J'y suis enfin venue, j'ai vu et ça m'a vaincue. 3 ans pour me décider à accepter l'idée de me lancer dans un biopic, genre oscarisable à souhait, cochant ses petites cases sur le Walk of Fame de l'obtention de la statuette. Mais Queen, quand même... la curiosité l'a emporté.
Je ne vais être pas objective sur le film et son intérêt artistique. Difficile de plonger dans un biopic quand on connait à l'avance les grosses ficelles qui vont nous être déroulées: enfance avec une faille, rejet sociétal du héros et future star, rencontres artistiques déterminantes, succès et excès en découlant, passage à vide et renaissance personnelle et artistique... puis la bio, le film, les best of...Les Elvis, Ray Charles ou Johnny Cash y ont déjà eu le droit, à leurs vies emballées en téléfilm M6. C'était donc enfin au tour de Freddie Mercury, certainement plus politiquement correct depuis quelques années (grâce au travail des assos LGBT+). D'ailleurs, mise en parallèle ou développement sur le contexte sociétal ultra homophobe de l'époque pratiquement inexistant, dommage quand on évoque la vie de Mercury, non?... L'émergence du SIDA? Ben..une minute, à peine.
Donc, à un niveau cinématographique, rien d'original: mise en scène d'un classique évident, construction scénaristique bateau, dialogues creux et sans relief, tentatives d'humour affligeantes, montage amorphe et sans envergure ( pour un film sur un groupe de rock....). Passe! On s'y attend, on est dans un biopic rôdé pour le grand public. Le but était surtout de mettre en avant la performance de Rami Malek. parce que, qu'est-ce qu'on en a entendu parlé!
Arrivons à la vraie raison de cette critique: l'interprétation de Malek.
Et Freddie Mercury, d'abord, c'était qui ? Tout simplement, sur scène, on le sait tous: un charisme à l'état pur, blabla, un dynamisme transcendant les foules, blablabla, une présence indéniable en totale osmose avec le public.On sait. Dans les interviews, Mercury s'était une nervosité électrique, une douceur tranchante, une retenue constante de son exubérance naturelle. Mercury, c'était une énergie toujours présente, jamais évasive, par son regard toujours direct, les tensions de son corps déployant force et fragilité.
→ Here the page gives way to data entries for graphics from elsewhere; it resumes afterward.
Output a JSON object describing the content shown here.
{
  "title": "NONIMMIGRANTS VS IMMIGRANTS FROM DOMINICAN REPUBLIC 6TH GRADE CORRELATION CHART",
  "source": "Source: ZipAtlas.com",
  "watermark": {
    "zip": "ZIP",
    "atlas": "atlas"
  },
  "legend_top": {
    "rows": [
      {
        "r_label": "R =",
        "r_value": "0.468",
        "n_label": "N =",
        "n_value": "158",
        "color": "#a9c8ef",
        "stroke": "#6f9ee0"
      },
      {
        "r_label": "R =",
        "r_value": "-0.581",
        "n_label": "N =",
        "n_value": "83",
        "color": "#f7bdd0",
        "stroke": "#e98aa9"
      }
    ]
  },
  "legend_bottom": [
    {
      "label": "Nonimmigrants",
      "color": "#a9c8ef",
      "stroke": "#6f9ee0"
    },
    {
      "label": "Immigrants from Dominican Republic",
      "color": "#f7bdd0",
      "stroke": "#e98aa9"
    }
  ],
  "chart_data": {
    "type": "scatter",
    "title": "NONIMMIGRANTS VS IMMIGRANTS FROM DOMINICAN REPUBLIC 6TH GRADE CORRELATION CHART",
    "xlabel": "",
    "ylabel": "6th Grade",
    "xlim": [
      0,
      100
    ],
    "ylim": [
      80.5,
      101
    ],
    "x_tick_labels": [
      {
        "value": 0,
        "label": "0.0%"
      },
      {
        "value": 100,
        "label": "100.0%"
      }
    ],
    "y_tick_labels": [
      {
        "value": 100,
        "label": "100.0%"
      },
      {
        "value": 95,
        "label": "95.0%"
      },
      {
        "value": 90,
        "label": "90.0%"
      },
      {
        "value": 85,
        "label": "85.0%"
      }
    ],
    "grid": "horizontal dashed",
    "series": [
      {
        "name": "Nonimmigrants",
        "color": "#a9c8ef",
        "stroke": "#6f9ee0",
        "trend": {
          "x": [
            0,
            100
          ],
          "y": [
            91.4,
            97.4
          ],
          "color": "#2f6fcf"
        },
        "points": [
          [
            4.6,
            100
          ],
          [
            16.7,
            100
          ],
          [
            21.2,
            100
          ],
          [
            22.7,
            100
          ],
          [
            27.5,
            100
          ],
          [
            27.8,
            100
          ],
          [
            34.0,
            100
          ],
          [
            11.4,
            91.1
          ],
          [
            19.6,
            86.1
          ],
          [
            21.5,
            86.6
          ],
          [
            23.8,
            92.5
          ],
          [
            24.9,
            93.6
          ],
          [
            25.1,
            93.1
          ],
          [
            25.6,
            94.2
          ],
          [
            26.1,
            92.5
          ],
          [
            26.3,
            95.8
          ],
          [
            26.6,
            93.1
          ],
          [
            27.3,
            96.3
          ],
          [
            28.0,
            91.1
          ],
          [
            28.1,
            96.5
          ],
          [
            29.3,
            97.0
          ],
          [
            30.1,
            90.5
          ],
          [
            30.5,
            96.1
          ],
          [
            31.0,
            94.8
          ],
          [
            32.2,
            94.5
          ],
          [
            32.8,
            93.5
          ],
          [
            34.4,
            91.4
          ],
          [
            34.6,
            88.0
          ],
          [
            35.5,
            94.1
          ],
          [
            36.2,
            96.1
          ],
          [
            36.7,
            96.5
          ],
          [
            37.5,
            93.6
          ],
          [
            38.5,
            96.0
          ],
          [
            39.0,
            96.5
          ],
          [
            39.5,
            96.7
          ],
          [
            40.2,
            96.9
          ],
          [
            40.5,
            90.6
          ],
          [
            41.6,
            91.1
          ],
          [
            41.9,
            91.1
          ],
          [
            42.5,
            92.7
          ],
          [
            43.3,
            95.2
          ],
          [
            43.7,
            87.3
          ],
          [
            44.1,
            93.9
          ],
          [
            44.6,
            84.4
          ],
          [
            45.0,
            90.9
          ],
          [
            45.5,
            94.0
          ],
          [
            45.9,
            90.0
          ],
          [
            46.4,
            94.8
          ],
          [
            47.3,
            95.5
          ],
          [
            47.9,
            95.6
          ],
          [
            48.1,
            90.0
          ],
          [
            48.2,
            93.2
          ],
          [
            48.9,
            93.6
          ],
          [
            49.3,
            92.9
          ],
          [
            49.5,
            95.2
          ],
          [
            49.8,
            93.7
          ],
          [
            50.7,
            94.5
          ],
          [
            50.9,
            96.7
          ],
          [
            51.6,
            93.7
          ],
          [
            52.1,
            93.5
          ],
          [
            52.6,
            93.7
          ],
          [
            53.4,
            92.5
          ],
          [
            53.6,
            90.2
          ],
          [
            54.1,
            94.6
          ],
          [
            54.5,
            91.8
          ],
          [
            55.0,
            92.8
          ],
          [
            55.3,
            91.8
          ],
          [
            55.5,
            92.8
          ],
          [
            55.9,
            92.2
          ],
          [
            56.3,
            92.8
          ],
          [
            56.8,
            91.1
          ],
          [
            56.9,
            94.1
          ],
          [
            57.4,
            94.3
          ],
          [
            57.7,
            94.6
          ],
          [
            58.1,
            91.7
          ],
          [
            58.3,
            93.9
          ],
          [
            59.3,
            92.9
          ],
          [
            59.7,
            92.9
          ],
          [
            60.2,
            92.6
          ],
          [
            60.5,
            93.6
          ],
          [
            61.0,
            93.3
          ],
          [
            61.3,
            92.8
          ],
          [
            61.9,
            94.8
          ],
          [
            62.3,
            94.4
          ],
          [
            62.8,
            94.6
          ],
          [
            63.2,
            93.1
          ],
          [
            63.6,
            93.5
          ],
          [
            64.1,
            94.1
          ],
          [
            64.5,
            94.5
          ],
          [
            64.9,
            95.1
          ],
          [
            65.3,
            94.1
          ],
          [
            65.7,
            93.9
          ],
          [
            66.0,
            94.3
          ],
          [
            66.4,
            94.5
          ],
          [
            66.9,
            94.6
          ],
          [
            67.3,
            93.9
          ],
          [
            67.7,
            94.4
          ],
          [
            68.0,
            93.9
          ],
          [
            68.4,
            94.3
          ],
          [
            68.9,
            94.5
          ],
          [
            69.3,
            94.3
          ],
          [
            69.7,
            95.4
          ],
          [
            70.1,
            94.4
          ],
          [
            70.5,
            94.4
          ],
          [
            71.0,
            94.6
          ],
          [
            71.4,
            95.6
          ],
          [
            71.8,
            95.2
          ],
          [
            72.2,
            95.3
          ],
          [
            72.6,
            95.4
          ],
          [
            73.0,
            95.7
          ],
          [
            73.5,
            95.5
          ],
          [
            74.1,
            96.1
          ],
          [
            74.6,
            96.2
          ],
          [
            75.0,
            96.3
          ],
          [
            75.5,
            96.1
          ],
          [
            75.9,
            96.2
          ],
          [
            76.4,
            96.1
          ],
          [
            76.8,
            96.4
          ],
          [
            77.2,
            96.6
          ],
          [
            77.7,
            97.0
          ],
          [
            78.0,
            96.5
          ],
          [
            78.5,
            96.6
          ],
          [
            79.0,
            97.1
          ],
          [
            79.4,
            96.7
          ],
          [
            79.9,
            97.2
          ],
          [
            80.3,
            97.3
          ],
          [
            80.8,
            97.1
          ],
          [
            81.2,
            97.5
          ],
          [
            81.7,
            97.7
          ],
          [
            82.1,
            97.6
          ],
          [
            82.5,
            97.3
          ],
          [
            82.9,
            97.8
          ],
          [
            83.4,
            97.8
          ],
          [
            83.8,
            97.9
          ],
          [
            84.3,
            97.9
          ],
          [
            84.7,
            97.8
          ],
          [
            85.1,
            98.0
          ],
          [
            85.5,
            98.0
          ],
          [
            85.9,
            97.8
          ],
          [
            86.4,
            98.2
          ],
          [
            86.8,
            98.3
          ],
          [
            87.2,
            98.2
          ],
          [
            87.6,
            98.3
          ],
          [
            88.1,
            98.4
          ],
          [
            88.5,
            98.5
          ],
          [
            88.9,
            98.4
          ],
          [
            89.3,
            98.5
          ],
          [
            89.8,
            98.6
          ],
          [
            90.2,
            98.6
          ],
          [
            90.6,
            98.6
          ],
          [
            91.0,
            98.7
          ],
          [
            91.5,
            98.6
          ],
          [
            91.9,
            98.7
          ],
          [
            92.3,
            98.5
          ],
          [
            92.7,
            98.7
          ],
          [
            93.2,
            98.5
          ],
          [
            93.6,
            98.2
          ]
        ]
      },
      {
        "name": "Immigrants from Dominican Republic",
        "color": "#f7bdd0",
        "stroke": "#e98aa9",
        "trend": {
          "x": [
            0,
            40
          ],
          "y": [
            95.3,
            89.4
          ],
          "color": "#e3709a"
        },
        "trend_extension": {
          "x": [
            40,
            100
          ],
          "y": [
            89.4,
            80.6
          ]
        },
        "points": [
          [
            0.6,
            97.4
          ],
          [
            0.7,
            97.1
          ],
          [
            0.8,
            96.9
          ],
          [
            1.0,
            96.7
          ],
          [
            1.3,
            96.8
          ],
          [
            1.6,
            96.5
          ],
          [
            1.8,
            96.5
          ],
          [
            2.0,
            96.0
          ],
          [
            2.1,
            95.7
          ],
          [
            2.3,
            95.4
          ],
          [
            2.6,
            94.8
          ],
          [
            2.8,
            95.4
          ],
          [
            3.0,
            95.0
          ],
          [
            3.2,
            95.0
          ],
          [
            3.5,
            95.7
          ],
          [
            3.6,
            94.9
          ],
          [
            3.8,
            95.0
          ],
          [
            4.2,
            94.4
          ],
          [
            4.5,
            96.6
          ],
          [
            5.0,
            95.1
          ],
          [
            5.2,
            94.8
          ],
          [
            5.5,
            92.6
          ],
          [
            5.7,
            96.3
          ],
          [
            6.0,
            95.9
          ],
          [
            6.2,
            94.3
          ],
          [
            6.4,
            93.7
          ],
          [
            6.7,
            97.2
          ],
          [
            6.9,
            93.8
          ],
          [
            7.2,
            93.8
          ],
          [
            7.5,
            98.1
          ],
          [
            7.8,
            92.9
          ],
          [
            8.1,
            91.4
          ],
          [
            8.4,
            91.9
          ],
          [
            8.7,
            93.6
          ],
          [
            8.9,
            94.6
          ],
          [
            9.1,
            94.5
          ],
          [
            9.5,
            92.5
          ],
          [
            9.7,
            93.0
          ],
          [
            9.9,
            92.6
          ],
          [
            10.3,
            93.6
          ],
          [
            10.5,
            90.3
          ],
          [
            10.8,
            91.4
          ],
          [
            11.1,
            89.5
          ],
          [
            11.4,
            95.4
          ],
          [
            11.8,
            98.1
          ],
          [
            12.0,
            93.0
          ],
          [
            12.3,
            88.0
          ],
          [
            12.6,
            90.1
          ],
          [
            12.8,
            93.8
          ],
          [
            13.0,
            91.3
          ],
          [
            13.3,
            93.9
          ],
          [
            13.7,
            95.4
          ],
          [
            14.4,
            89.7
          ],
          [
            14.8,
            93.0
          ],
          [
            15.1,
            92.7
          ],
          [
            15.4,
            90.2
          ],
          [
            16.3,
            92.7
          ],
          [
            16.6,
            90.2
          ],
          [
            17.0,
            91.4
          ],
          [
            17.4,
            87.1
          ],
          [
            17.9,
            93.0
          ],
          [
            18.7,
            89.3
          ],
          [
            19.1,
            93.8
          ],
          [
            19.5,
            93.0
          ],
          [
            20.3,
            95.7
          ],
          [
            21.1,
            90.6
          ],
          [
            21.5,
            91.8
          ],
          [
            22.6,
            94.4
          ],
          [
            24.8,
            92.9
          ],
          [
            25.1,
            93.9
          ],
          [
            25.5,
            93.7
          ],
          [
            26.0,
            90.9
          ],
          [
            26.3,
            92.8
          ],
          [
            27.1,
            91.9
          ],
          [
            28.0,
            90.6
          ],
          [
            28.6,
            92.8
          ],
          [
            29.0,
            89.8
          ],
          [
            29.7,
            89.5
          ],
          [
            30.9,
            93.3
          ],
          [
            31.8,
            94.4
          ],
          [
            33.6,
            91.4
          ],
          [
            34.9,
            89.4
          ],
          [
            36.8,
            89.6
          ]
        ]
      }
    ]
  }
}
Et Malek dans tout ça? .... Interpréter un personnage, jouer un rôle, ce n'est pas mimer. Ce n'est pas reprendre des mimiques, reproduire des gestes et des attitudes typiques de la personne ( quand elle a existé) pour se faire passer pour elle. Sinon on est pas un acteur, mais un imitateur. Encouragé par un montage dédié à nous faire un copié-collé de la réalité ( concerts et interviews), Malek semble avoir été filmé plan par plan, jusqu'à obtenir le bon lancement de bras, la pirouette bien calquée sur l'original, la bonne façon de tenir le micro "comme sur les images d'archives", à quelques millimètres près. Bravo. Autant se refaire le live, en fait. Malek n'habite pas son personnage, ne vit pas son inspiration. Il n'en a pas en fait. C'est juste un décalcomanie.
Concernant la prothèse dentaire..... Sur Mercury, on ne voyait pas ses dents, c'était un détail, c'était les siennes, il parlait, souriait, se taisait avec, naturellement, sans jeu de lèvre ou de bouche comme si elles étaient corporellement centrales chez lui. C'est là que j'ai regretté le peu de côté "Method acting" ( alors qu'ils m'ulcèrent en général), c'est dire. Rami Malek nous la traficote cette prothèse comme un vieux son nouveau dentier, ou un môme gêné par son nouvel appareil dentaire. Il aurait mieux fait de ne pas se l'enlever pendant 3 mois; il ne nous aurait pas donné cette impression constante et gênante de suçoter une grosse bêtise de Cambrai.Et Mercury, merde, ce n'était pas des dents! Vous voyez des dents sur scène, vous, quand vous regardez le live à Wembley?!
Alors, si je voulais je pourrais encore en dire, beaucoup, énormément, sur l'impression lamentable de cette "performance". Mais, juste, oscarisé?? Face à Mortensen, Dafoe et Bale?? Si les institutions artistiques US voulaient "reconnaître" le talent de Mercury, c'est de son vivant qu'ils auraient dû le faire, pas par procuration, 30 ans trop tard.
Bref! Si vous connaissez et aimez Queen, ne perdez pas votre temps à rager devant cette daube de 2 heures. Si vous ne connaissez pas Queen, faites-vous Wembley pour commencer. Rien ne parle mieux d'un artiste que son art.